Thousands of New York City high school seniors graduated last month, but only time will tell how many of them are truly ready for college.
If last year is any indication, about half of the graduates are “college ready,” according to the city’s definition. But StudentsFirstNY, in a report released last week, argues the city should focus on a metric that includes students who don’t make it to graduation, which would knock the citywide rate down to just over one third.
Neither measure is wrong. But the gap underscores an important point: It is extremely difficult to nail down how many students are ready for college — and increasingly important for the city to do so.
“[College-readiness] becomes really the standard by which high schools are being measured, so I think it’s going to become a much bigger part of the conversation,” said James Kemple, executive director of the Research Alliance for New York City Schools, a nonpartisan center based at New York University. “A high school diploma as a terminal degree is a thing of the past.”
Mayor Bill de Blasio has staked out a goal of having two-thirds of graduates be “college ready,” and laid out an education agenda that includes a focus on algebra, college visits, and individual student counseling in order to accomplish that goal.
It makes sense that the city would focus on college-readiness right now. The city is graduating more students than ever — the graduation rate reached 70 percent this year, up 24 points since 2005. But that only invites the question: What are those students prepared to do?
The city uses a metric meant to judge whether students could avoid taking remedial classes at CUNY. It’s based on Regents exam scores, SAT or ACT scores, and CUNY placement exams and was created in collaboration with CUNY.
The metric doesn’t capture all the factors that determine whether a student will succeed in college, but it represents something high schools can measure and influence, so it’s logical for the education department to track it, CUNY officials said. Also, students in remedial classes complete degrees at less than half the rate of those not in remedial classes.
Yet some critics argue that test scores are not the best way to judge whether students are ready for college. Studies show that a student’s GPA is often a better predictor of success in college than his or her SAT scores, for example, though GPA isn’t standardized across schools.
Meanwhile, groups like StudentsFirstNY believe a metric that counts only graduates, rather than all students who start in ninth grade, artificially inflates the numbers. (The city computes both metrics, but the mayor’s goals are based on graduates.)
If the city wants to examine how well the system is preparing all students for college, it should start with ninth-graders, said Michael Cohen, president of the nonprofit Achieve, which helps states work on academic standards and tests.
“If you just look at the graduates, it’s an inaccurate picture of the system’s performance,” Cohen said.
The most significant critique may be that the metric only sets a minimal bar for academic readiness, and can’t fully predict whether students will actually finish college. Only 22 percent of students graduate with an associate’s degree from CUNY in four years.
Experts say there are a host of social, emotional and financial reasons students sink or swim in college.
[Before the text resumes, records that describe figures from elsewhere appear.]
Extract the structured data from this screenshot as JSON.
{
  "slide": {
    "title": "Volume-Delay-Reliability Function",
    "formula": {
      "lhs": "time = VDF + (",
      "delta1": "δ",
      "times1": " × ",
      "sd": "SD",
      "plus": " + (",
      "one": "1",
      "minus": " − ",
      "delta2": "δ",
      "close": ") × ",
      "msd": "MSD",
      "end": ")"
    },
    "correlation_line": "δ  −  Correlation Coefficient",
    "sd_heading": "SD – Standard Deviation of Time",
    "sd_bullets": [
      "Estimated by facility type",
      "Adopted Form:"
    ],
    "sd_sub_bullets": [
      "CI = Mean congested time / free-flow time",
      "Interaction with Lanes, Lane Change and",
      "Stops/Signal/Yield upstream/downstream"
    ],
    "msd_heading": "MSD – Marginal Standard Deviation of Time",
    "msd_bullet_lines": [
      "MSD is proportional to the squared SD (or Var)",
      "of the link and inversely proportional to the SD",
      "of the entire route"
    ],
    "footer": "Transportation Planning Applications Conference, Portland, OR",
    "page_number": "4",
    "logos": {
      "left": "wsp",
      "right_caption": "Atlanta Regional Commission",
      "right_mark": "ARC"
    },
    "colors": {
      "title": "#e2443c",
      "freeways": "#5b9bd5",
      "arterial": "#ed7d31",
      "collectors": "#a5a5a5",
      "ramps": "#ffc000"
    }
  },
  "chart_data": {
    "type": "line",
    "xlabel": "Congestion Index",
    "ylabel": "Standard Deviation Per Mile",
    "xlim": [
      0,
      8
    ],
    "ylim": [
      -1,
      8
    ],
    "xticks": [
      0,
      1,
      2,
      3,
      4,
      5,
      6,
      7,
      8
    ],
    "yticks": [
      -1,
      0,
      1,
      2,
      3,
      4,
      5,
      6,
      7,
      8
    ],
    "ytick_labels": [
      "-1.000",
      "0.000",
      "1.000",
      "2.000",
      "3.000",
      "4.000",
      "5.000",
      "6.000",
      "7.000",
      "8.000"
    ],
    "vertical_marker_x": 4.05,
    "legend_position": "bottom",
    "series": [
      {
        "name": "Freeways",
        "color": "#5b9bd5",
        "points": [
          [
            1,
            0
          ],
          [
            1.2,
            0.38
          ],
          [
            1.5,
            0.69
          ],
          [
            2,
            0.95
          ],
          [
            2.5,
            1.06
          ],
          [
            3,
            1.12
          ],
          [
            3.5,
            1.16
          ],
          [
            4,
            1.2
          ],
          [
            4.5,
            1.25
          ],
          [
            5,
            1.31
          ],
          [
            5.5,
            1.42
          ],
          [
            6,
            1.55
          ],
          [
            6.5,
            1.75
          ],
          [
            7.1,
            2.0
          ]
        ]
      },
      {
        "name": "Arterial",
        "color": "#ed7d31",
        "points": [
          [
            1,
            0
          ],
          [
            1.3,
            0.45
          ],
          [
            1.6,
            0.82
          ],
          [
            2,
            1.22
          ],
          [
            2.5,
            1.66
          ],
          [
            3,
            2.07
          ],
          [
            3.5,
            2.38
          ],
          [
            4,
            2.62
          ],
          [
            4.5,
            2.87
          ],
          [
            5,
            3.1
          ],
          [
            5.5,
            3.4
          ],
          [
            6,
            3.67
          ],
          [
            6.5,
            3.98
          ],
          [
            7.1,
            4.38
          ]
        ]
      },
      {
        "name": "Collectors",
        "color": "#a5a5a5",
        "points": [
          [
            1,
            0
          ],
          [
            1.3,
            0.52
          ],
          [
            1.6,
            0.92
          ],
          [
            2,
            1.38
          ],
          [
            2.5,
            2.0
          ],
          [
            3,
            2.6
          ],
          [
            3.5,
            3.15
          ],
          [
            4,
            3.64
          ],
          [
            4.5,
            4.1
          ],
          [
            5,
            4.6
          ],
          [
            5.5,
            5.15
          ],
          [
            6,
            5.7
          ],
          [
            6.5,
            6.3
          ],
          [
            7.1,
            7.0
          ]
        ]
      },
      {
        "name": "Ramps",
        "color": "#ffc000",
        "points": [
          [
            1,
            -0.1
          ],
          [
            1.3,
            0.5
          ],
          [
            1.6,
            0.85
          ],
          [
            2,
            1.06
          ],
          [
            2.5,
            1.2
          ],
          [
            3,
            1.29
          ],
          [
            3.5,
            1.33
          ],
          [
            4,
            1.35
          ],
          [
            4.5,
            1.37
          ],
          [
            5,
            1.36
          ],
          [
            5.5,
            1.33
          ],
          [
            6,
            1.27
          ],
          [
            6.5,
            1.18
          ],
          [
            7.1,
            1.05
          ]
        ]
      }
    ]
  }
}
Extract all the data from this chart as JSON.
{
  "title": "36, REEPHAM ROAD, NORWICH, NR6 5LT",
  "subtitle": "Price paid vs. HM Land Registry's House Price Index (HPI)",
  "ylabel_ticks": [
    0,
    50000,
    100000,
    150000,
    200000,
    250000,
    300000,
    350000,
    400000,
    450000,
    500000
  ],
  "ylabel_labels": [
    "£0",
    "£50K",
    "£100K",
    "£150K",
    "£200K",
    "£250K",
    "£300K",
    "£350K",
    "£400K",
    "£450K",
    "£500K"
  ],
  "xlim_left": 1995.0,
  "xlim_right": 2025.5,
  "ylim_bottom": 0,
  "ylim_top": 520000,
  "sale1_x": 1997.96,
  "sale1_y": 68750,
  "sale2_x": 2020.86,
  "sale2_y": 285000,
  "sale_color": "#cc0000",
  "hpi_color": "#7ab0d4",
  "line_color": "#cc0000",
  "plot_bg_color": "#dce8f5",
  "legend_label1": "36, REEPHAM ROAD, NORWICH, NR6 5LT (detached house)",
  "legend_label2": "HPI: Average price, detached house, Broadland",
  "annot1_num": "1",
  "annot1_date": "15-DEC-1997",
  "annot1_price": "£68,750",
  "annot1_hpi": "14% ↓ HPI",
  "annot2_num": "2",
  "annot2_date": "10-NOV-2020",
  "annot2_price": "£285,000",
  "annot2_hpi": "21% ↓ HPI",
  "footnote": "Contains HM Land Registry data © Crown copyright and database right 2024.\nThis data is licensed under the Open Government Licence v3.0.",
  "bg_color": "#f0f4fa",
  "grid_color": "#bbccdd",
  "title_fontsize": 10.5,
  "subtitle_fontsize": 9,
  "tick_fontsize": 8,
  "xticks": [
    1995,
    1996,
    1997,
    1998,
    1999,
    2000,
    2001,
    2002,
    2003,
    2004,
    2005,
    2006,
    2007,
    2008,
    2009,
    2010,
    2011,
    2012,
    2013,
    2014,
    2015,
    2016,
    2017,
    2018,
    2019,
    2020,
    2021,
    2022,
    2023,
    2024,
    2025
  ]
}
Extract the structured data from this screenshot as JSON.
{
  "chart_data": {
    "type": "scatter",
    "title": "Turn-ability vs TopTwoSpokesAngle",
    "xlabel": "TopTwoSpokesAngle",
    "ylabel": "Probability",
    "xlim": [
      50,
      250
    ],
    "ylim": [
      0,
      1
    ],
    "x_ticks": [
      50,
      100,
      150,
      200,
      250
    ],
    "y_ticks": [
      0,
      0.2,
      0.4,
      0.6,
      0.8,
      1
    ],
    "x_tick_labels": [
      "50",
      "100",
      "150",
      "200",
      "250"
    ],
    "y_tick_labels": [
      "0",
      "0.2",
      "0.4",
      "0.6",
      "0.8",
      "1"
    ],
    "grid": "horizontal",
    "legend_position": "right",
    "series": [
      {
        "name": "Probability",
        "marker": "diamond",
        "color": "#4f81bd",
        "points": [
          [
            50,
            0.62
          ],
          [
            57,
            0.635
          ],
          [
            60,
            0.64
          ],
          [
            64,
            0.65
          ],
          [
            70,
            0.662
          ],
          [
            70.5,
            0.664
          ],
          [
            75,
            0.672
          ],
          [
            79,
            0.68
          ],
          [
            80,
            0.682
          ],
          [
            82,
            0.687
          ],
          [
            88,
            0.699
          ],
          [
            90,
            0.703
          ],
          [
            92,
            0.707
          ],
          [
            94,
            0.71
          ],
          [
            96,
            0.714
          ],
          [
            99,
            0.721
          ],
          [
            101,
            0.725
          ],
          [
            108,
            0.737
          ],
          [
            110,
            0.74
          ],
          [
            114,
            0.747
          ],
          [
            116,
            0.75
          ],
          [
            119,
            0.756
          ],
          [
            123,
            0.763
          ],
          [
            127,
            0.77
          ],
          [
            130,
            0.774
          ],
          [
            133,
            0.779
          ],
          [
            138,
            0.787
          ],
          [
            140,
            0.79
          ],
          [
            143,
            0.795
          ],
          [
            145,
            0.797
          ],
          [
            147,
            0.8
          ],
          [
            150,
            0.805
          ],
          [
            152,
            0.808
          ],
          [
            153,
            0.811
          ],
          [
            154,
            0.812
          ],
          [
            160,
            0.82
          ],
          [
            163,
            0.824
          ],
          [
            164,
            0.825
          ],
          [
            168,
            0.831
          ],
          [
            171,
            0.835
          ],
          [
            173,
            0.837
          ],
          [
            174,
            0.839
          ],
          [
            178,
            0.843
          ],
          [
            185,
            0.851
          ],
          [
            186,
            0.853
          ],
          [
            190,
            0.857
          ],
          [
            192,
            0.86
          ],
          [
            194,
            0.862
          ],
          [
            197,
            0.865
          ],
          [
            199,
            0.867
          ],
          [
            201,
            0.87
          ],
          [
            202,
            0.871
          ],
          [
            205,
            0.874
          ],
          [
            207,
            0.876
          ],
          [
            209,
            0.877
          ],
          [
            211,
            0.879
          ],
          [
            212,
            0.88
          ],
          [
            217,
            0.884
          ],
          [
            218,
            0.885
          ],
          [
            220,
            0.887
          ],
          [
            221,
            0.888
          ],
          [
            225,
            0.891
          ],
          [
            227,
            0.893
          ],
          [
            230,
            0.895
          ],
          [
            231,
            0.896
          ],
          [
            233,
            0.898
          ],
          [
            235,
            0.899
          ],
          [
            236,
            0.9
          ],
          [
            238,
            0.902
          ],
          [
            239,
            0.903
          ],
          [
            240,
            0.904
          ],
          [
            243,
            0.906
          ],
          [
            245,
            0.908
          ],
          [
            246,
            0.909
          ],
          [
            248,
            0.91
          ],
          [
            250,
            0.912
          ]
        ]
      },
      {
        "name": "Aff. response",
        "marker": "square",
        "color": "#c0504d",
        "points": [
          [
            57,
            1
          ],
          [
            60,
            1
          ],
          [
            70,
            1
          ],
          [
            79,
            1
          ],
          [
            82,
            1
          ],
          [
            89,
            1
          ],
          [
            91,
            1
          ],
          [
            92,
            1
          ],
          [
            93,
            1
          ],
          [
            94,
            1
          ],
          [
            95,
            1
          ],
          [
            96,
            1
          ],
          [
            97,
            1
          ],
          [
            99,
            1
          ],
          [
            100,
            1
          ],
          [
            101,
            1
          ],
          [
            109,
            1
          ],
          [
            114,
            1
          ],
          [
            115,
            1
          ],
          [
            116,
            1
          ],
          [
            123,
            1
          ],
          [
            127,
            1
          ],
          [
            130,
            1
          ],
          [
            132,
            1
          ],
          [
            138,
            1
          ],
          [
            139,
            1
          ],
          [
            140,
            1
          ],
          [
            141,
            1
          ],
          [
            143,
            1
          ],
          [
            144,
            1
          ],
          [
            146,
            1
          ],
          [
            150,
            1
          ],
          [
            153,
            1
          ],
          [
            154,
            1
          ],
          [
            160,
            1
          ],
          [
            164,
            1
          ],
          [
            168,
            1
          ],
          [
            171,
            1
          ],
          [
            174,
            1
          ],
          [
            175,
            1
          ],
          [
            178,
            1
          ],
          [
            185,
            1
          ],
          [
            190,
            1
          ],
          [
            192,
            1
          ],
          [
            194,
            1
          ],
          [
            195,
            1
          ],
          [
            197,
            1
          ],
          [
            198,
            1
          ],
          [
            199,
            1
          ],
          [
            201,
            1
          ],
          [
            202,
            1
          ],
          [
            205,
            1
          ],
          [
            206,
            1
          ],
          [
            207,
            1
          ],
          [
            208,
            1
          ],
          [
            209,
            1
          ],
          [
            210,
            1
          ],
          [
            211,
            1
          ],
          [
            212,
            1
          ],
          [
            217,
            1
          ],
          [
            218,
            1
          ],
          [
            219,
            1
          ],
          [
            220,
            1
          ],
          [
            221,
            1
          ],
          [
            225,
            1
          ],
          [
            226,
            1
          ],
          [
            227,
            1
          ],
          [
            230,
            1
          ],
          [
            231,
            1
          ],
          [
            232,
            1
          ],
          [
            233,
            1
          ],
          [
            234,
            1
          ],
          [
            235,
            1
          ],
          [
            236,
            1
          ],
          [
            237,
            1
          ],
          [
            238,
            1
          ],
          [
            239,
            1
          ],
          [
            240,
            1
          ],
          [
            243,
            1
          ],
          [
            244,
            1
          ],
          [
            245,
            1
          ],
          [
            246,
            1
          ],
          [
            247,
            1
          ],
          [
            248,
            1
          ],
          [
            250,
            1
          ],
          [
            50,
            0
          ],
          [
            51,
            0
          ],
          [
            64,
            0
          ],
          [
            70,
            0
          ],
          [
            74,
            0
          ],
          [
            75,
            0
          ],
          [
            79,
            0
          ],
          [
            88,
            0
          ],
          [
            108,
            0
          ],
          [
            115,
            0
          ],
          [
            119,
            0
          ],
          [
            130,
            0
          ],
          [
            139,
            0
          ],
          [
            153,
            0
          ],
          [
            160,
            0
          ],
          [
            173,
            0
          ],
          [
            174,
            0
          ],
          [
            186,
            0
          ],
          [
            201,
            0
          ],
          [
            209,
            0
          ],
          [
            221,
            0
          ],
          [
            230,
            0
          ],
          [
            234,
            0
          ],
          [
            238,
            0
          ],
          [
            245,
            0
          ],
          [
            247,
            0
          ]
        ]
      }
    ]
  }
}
“When you talk about the city’s college-readiness index, it would be a mistake for people to think that that is the only measure of college-readiness,” said Gregg Betheil, the president of PENCIL, an organization that helps to connect the business community and public schools. “It’s important for everybody to keep in mind that transitioning takes more than the academic bar.”
In the end, the city must have some way to determine whether enough students are leaving high school prepared for college, said Laura Zingmond, a senior editor at the school-review website Insideschools, who is skeptical that Regents exams are the most reliable tool.
“The practical matter is you have to set a metric,” Zingmond said.
Clarification: This story has been updated to clarify earlier that the city computes a college-readiness metric that includes high school dropouts, but the mayor’s goals are based on graduates.